McCarron no se daba por vencido. Tom se despidió de Marge y de mister Greenleaf por si se iban a Roma aquel mismo día y él no volvía a verles. A McCarron le dijo:

—Si puedo serle útil, tendré mucho gusto en desplazarme a Roma cuando usted lo crea oportuno. Bueno, aquí me encontrará hasta fines de mayo.

—Para entonces ya sabremos algo —dijo McCarron, con su sonrisa confiada de irlandés.

Tom acompañó a mister Greenleaf al vestíbulo.

—Me hizo otra vez las mismas preguntas —dijo Tom—, y también me pidió mi opinión sobre el carácter de Dickie.

—¿De veras? ¿Y cuál es su opinión? —preguntó mister Greenleaf con voz desesperanzada.

Tom se daba cuenta de que, tanto si se había suicidado como si estaba escondido, la conducta de Dickie resultaría igualmente reprensible a los ojos de su padre.
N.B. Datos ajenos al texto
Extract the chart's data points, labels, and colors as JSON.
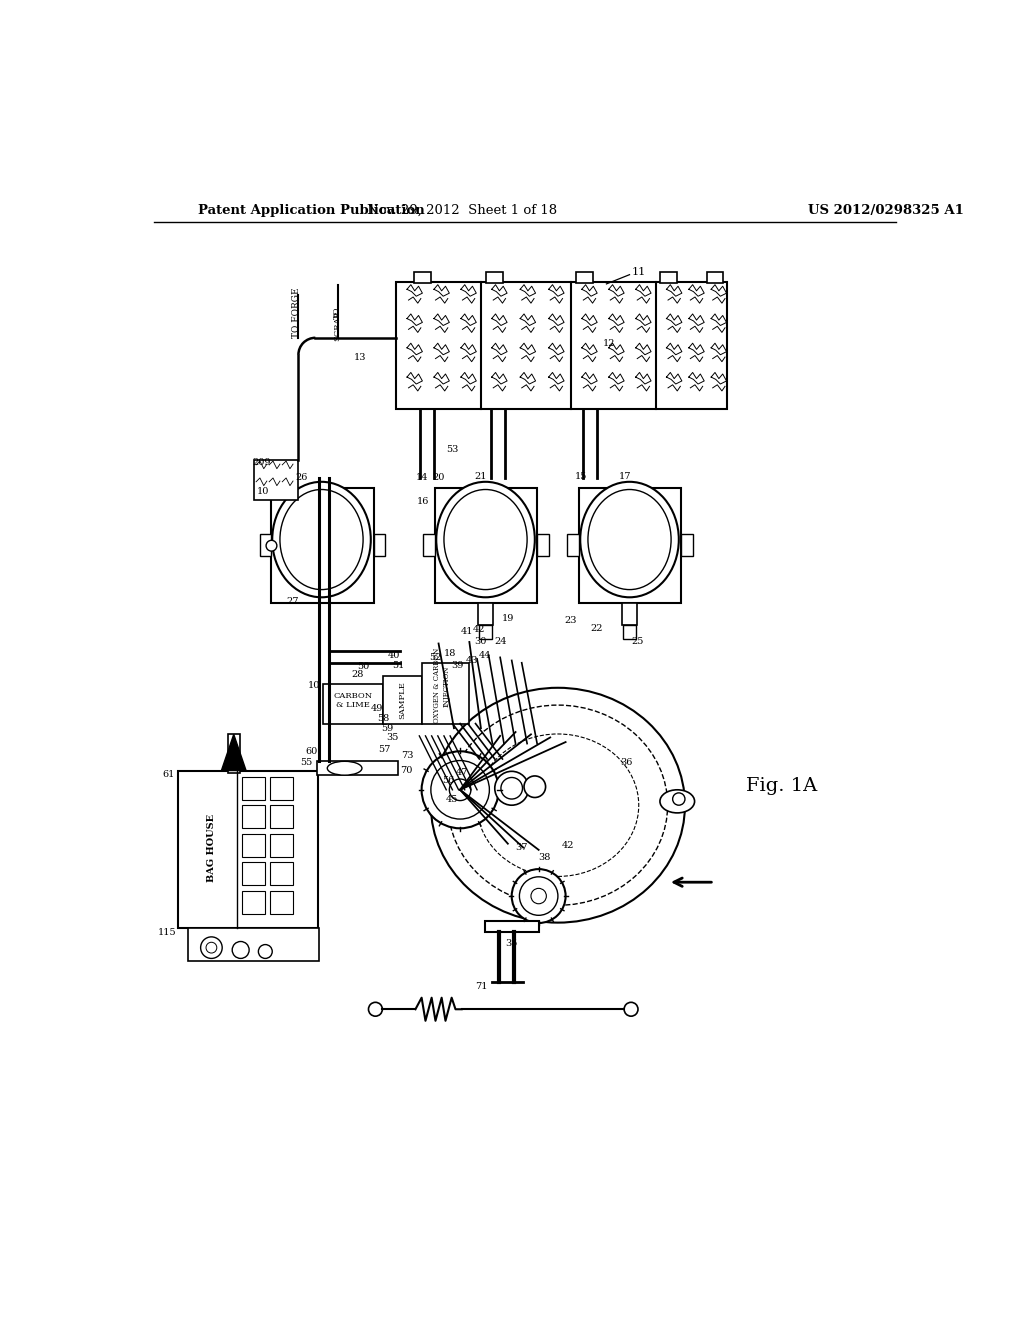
{
  "bg_color": "#ffffff",
  "header_left": "Patent Application Publication",
  "header_mid": "Nov. 29, 2012  Sheet 1 of 18",
  "header_right": "US 2012/0298325 A1",
  "fig_label": "Fig. 1A",
  "header_fontsize": 9.5
}
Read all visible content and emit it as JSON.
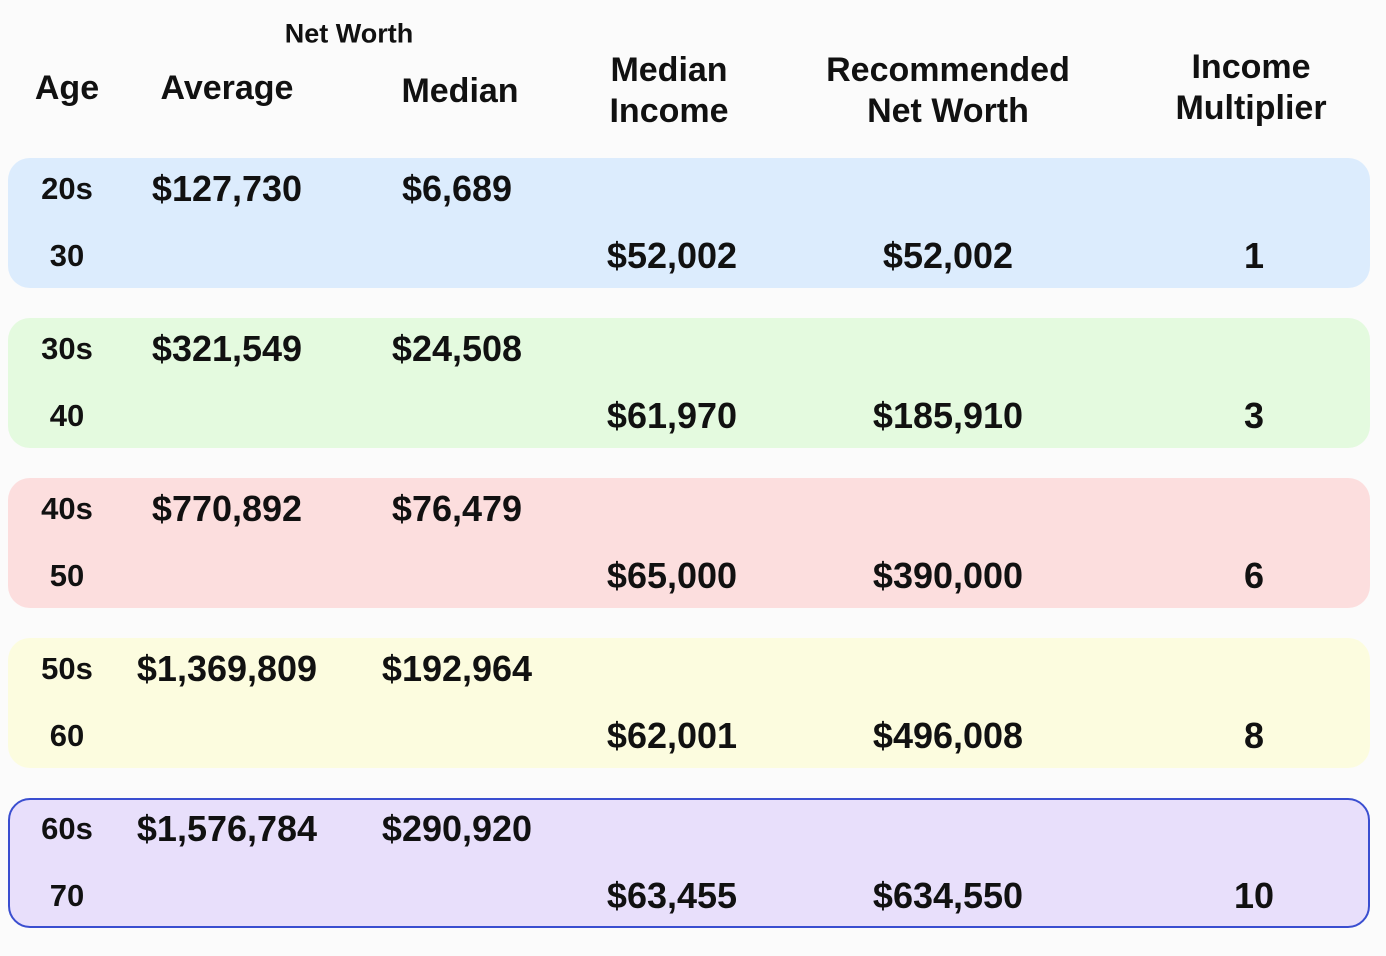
{
  "header": {
    "group": "Net Worth",
    "columns": [
      [
        "Age"
      ],
      [
        "Average"
      ],
      [
        "Median"
      ],
      [
        "Median",
        "Income"
      ],
      [
        "Recommended",
        "Net Worth"
      ],
      [
        "Income",
        "Multiplier"
      ]
    ]
  },
  "table": {
    "rows": [
      {
        "decade": "20s",
        "average": "$127,730",
        "median": "$6,689",
        "age": "30",
        "median_income": "$52,002",
        "recommended": "$52,002",
        "multiplier": "1"
      },
      {
        "decade": "30s",
        "average": "$321,549",
        "median": "$24,508",
        "age": "40",
        "median_income": "$61,970",
        "recommended": "$185,910",
        "multiplier": "3"
      },
      {
        "decade": "40s",
        "average": "$770,892",
        "median": "$76,479",
        "age": "50",
        "median_income": "$65,000",
        "recommended": "$390,000",
        "multiplier": "6"
      },
      {
        "decade": "50s",
        "average": "$1,369,809",
        "median": "$192,964",
        "age": "60",
        "median_income": "$62,001",
        "recommended": "$496,008",
        "multiplier": "8"
      },
      {
        "decade": "60s",
        "average": "$1,576,784",
        "median": "$290,920",
        "age": "70",
        "median_income": "$63,455",
        "recommended": "$634,550",
        "multiplier": "10"
      }
    ]
  }
}
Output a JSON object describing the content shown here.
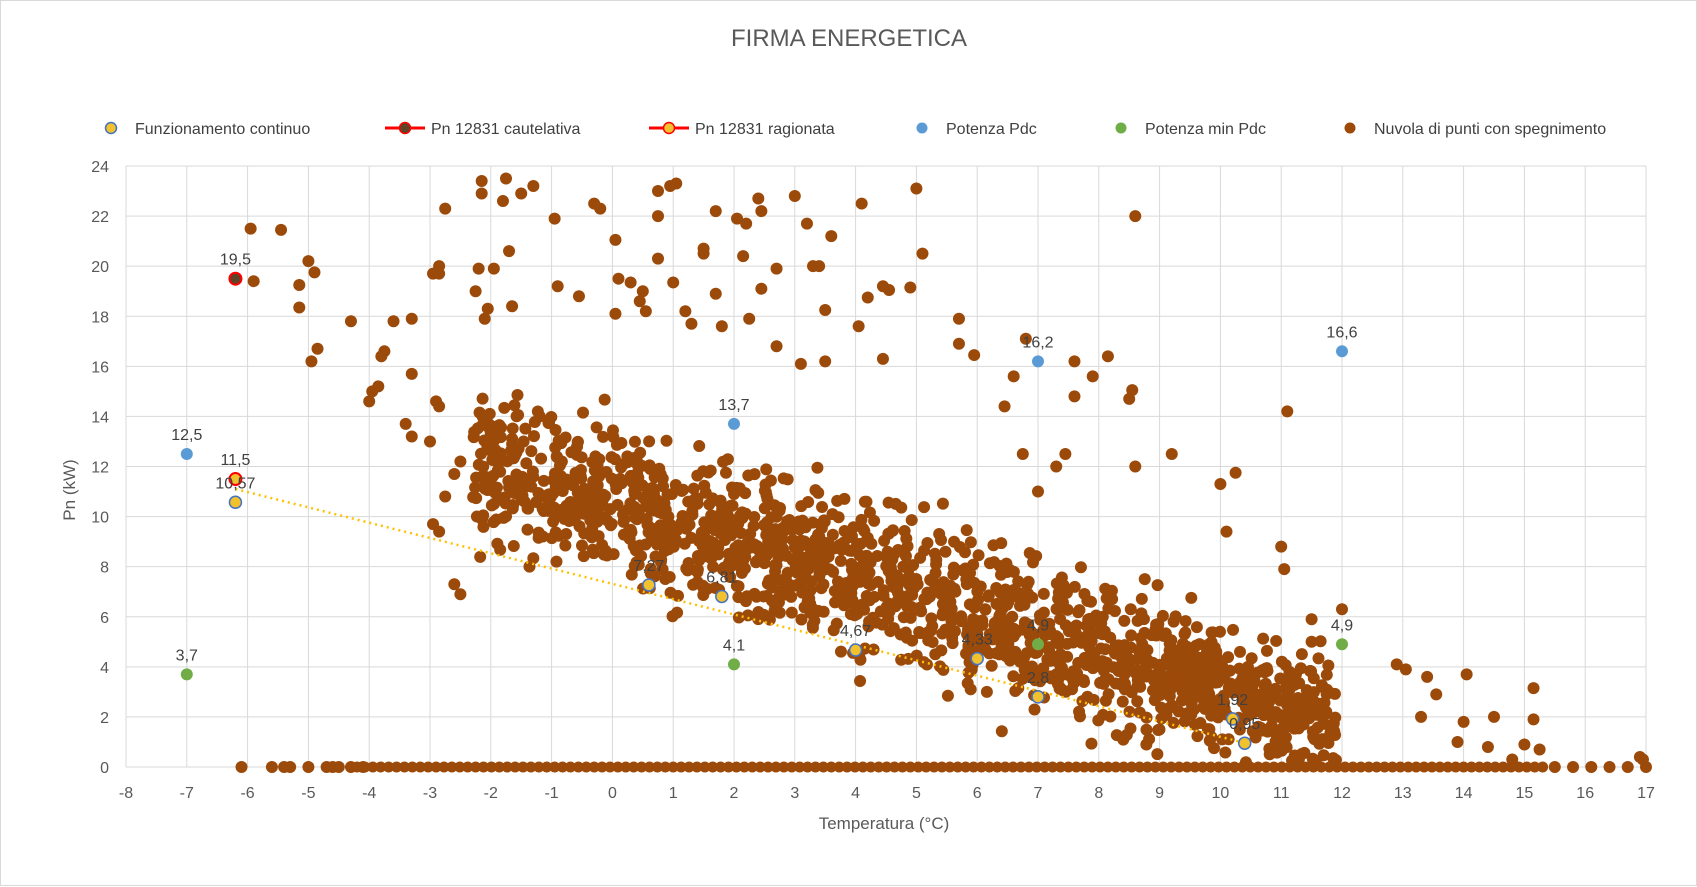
{
  "chart_data": {
    "type": "scatter",
    "title": "FIRMA ENERGETICA",
    "xlabel": "Temperatura (°C)",
    "ylabel": "Pn (kW)",
    "xlim": [
      -8,
      17
    ],
    "ylim": [
      0,
      24
    ],
    "x_ticks": [
      -8,
      -7,
      -6,
      -5,
      -4,
      -3,
      -2,
      -1,
      0,
      1,
      2,
      3,
      4,
      5,
      6,
      7,
      8,
      9,
      10,
      11,
      12,
      13,
      14,
      15,
      16,
      17
    ],
    "y_ticks": [
      0,
      2,
      4,
      6,
      8,
      10,
      12,
      14,
      16,
      18,
      20,
      22,
      24
    ],
    "grid": {
      "x": true,
      "y": true
    },
    "legend_position": "top",
    "colors": {
      "brown": "#9c4a0a",
      "gold": "#f2c12e",
      "gold_outline": "#4472c4",
      "red": "#ff0000",
      "blue": "#5b9bd5",
      "green": "#70ad47",
      "grid": "#d9d9d9",
      "text": "#595959"
    },
    "series": [
      {
        "name": "Funzionamento continuo",
        "marker": "gold-circle",
        "points": [
          {
            "x": -6.2,
            "y": 10.57,
            "label": "10,57"
          },
          {
            "x": 0.6,
            "y": 7.27,
            "label": "7,27"
          },
          {
            "x": 1.8,
            "y": 6.81,
            "label": "6,81"
          },
          {
            "x": 4.0,
            "y": 4.67,
            "label": "4,67"
          },
          {
            "x": 6.0,
            "y": 4.33,
            "label": "4,33"
          },
          {
            "x": 7.0,
            "y": 2.8,
            "label": "2,8"
          },
          {
            "x": 10.2,
            "y": 1.92,
            "label": "1,92"
          },
          {
            "x": 10.4,
            "y": 0.95,
            "label": "0,95"
          }
        ]
      },
      {
        "name": "Pn 12831 cautelativa",
        "marker": "red-line-dark-circle",
        "points": [
          {
            "x": -6.2,
            "y": 19.5,
            "label": "19,5"
          }
        ]
      },
      {
        "name": "Pn 12831 ragionata",
        "marker": "red-line-gold-circle",
        "points": [
          {
            "x": -6.2,
            "y": 11.5,
            "label": "11,5"
          }
        ]
      },
      {
        "name": "Potenza Pdc",
        "marker": "blue-circle",
        "points": [
          {
            "x": -7,
            "y": 12.5,
            "label": "12,5"
          },
          {
            "x": 2,
            "y": 13.7,
            "label": "13,7"
          },
          {
            "x": 7,
            "y": 16.2,
            "label": "16,2"
          },
          {
            "x": 12,
            "y": 16.6,
            "label": "16,6"
          }
        ]
      },
      {
        "name": "Potenza min Pdc",
        "marker": "green-circle",
        "points": [
          {
            "x": -7,
            "y": 3.7,
            "label": "3,7"
          },
          {
            "x": 2,
            "y": 4.1,
            "label": "4,1"
          },
          {
            "x": 7,
            "y": 4.9,
            "label": "4,9"
          },
          {
            "x": 12,
            "y": 4.9,
            "label": "4,9"
          }
        ]
      },
      {
        "name": "Nuvola di punti con spegnimento",
        "marker": "brown-circle",
        "points": [
          [
            -5.95,
            21.5
          ],
          [
            -5.45,
            21.45
          ],
          [
            -5.0,
            20.2
          ],
          [
            -4.9,
            19.75
          ],
          [
            -5.15,
            19.25
          ],
          [
            -5.9,
            19.4
          ],
          [
            -5.15,
            18.35
          ],
          [
            -4.85,
            16.7
          ],
          [
            -4.95,
            16.2
          ],
          [
            -4.3,
            17.8
          ],
          [
            -3.6,
            17.8
          ],
          [
            -3.3,
            17.9
          ],
          [
            -4.0,
            14.6
          ],
          [
            -3.95,
            15.0
          ],
          [
            -3.85,
            15.2
          ],
          [
            -3.8,
            16.4
          ],
          [
            -3.75,
            16.6
          ],
          [
            -3.3,
            15.7
          ],
          [
            -3.4,
            13.7
          ],
          [
            -3.3,
            13.2
          ],
          [
            -2.75,
            22.3
          ],
          [
            -2.95,
            19.7
          ],
          [
            -2.85,
            20.0
          ],
          [
            -2.85,
            19.7
          ],
          [
            -3.0,
            13.0
          ],
          [
            -2.9,
            14.6
          ],
          [
            -2.85,
            14.4
          ],
          [
            -2.95,
            9.7
          ],
          [
            -2.85,
            9.4
          ],
          [
            -2.75,
            10.8
          ],
          [
            -2.6,
            11.7
          ],
          [
            -2.5,
            12.2
          ],
          [
            -2.6,
            7.3
          ],
          [
            -2.5,
            6.9
          ],
          [
            -2.15,
            23.4
          ],
          [
            -2.15,
            22.9
          ],
          [
            -1.75,
            23.5
          ],
          [
            -1.3,
            23.2
          ],
          [
            -1.5,
            22.9
          ],
          [
            -1.8,
            22.6
          ],
          [
            -1.95,
            19.9
          ],
          [
            -2.2,
            19.9
          ],
          [
            -2.25,
            19.0
          ],
          [
            -1.7,
            20.6
          ],
          [
            -2.1,
            17.9
          ],
          [
            -2.05,
            18.3
          ],
          [
            -1.65,
            18.4
          ],
          [
            -0.95,
            21.9
          ],
          [
            -0.3,
            22.5
          ],
          [
            -0.2,
            22.3
          ],
          [
            -0.9,
            19.2
          ],
          [
            -0.55,
            18.8
          ],
          [
            0.05,
            21.05
          ],
          [
            0.1,
            19.5
          ],
          [
            0.3,
            19.35
          ],
          [
            0.05,
            18.1
          ],
          [
            0.45,
            18.6
          ],
          [
            0.5,
            19.0
          ],
          [
            0.55,
            18.2
          ],
          [
            0.75,
            22.0
          ],
          [
            0.75,
            23.0
          ],
          [
            0.95,
            23.2
          ],
          [
            1.05,
            23.3
          ],
          [
            0.75,
            20.3
          ],
          [
            1.0,
            19.35
          ],
          [
            1.2,
            18.2
          ],
          [
            1.3,
            17.7
          ],
          [
            1.5,
            20.7
          ],
          [
            1.5,
            20.5
          ],
          [
            1.7,
            22.2
          ],
          [
            1.7,
            18.9
          ],
          [
            1.8,
            17.6
          ],
          [
            2.05,
            21.9
          ],
          [
            2.15,
            20.4
          ],
          [
            2.2,
            21.7
          ],
          [
            2.4,
            22.7
          ],
          [
            2.45,
            22.2
          ],
          [
            2.45,
            19.1
          ],
          [
            2.7,
            19.9
          ],
          [
            2.25,
            17.9
          ],
          [
            3.0,
            22.8
          ],
          [
            3.2,
            21.7
          ],
          [
            3.3,
            20.0
          ],
          [
            3.4,
            20.0
          ],
          [
            3.5,
            18.25
          ],
          [
            3.6,
            21.2
          ],
          [
            4.1,
            22.5
          ],
          [
            4.2,
            18.75
          ],
          [
            4.45,
            19.2
          ],
          [
            4.55,
            19.05
          ],
          [
            4.9,
            19.15
          ],
          [
            5.0,
            23.1
          ],
          [
            5.1,
            20.5
          ],
          [
            5.7,
            17.9
          ],
          [
            5.7,
            16.9
          ],
          [
            5.95,
            16.45
          ],
          [
            4.05,
            17.6
          ],
          [
            4.45,
            16.3
          ],
          [
            3.5,
            16.2
          ],
          [
            3.1,
            16.1
          ],
          [
            2.7,
            16.8
          ],
          [
            6.45,
            14.4
          ],
          [
            6.6,
            15.6
          ],
          [
            6.8,
            17.1
          ],
          [
            6.75,
            12.5
          ],
          [
            7.0,
            11.0
          ],
          [
            7.3,
            12.0
          ],
          [
            7.45,
            12.5
          ],
          [
            7.6,
            16.2
          ],
          [
            7.6,
            14.8
          ],
          [
            7.9,
            15.6
          ],
          [
            8.15,
            16.4
          ],
          [
            8.6,
            22.0
          ],
          [
            8.55,
            15.05
          ],
          [
            8.5,
            14.7
          ],
          [
            8.6,
            12.0
          ],
          [
            9.2,
            12.5
          ],
          [
            10.0,
            11.3
          ],
          [
            10.25,
            11.75
          ],
          [
            10.1,
            9.4
          ],
          [
            11.0,
            8.8
          ],
          [
            11.05,
            7.9
          ],
          [
            11.1,
            14.2
          ],
          [
            11.5,
            5.9
          ],
          [
            11.5,
            5.0
          ],
          [
            12.0,
            6.3
          ],
          [
            13.4,
            3.6
          ],
          [
            14.05,
            3.7
          ],
          [
            14.5,
            2.0
          ],
          [
            15.15,
            3.15
          ],
          [
            15.15,
            1.9
          ],
          [
            15.25,
            0.7
          ],
          [
            12.9,
            4.1
          ],
          [
            13.05,
            3.9
          ],
          [
            13.55,
            2.9
          ],
          [
            13.3,
            2.0
          ],
          [
            14.0,
            1.8
          ],
          [
            13.9,
            1.0
          ],
          [
            14.4,
            0.8
          ],
          [
            14.8,
            0.3
          ],
          [
            15.0,
            0.9
          ],
          [
            16.9,
            0.4
          ],
          [
            16.95,
            0.3
          ],
          [
            -6.1,
            0
          ],
          [
            -5.6,
            0
          ],
          [
            -5.4,
            0
          ],
          [
            -5.3,
            0
          ],
          [
            -5.0,
            0
          ],
          [
            -4.7,
            0
          ],
          [
            -4.6,
            0
          ],
          [
            -4.5,
            0
          ],
          [
            -4.3,
            0
          ],
          [
            -4.1,
            0
          ],
          [
            15.5,
            0
          ],
          [
            15.8,
            0
          ],
          [
            16.1,
            0
          ],
          [
            16.4,
            0
          ],
          [
            16.7,
            0
          ],
          [
            17.0,
            0
          ]
        ]
      }
    ],
    "trendline": {
      "series": "Funzionamento continuo",
      "style": "dotted",
      "color": "#ffc000",
      "from": {
        "x": -6.2,
        "y": 11.1
      },
      "to": {
        "x": 10.5,
        "y": 0.9
      }
    }
  }
}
—Le dije lo que me parece que es la verdad —dijo Tom—. Que es capaz de huir y también de suicidarse.

Mister Greenleaf no hizo ningún comentario y se limitó a dar unas palmadas en el brazo de Tom.

—Adiós, Tom.

—Adiós —dijo Tom—. Espero tener noticias suyas.

Tom se dijo que todo iba bien entre él y mister Greenleaf, y lo mismo pasaría con Marge. La muchacha se había tragado la explicación basada en el suicidio, y a partir de aquel momento todos sus pensamientos partirían de ahí.

Tom pasó la tarde en casa, esperando una llamada telefónica, siquiera una de McCarron, aunque no fuese nada importante. Pero no recibió ninguna, a excepción de la de Titi, la condesa, que le invitó a tomar unos cócteles por la tarde. Tom aceptó.

Tom se preguntó por qué iba a esperar que Marge le causara problemas. Nunca lo había hecho. Lo del suicidio era una idée fixe, y, con su escasa imaginación, la misma Marge se encargaría de que sus propios pensamientos se ajustasen a ella.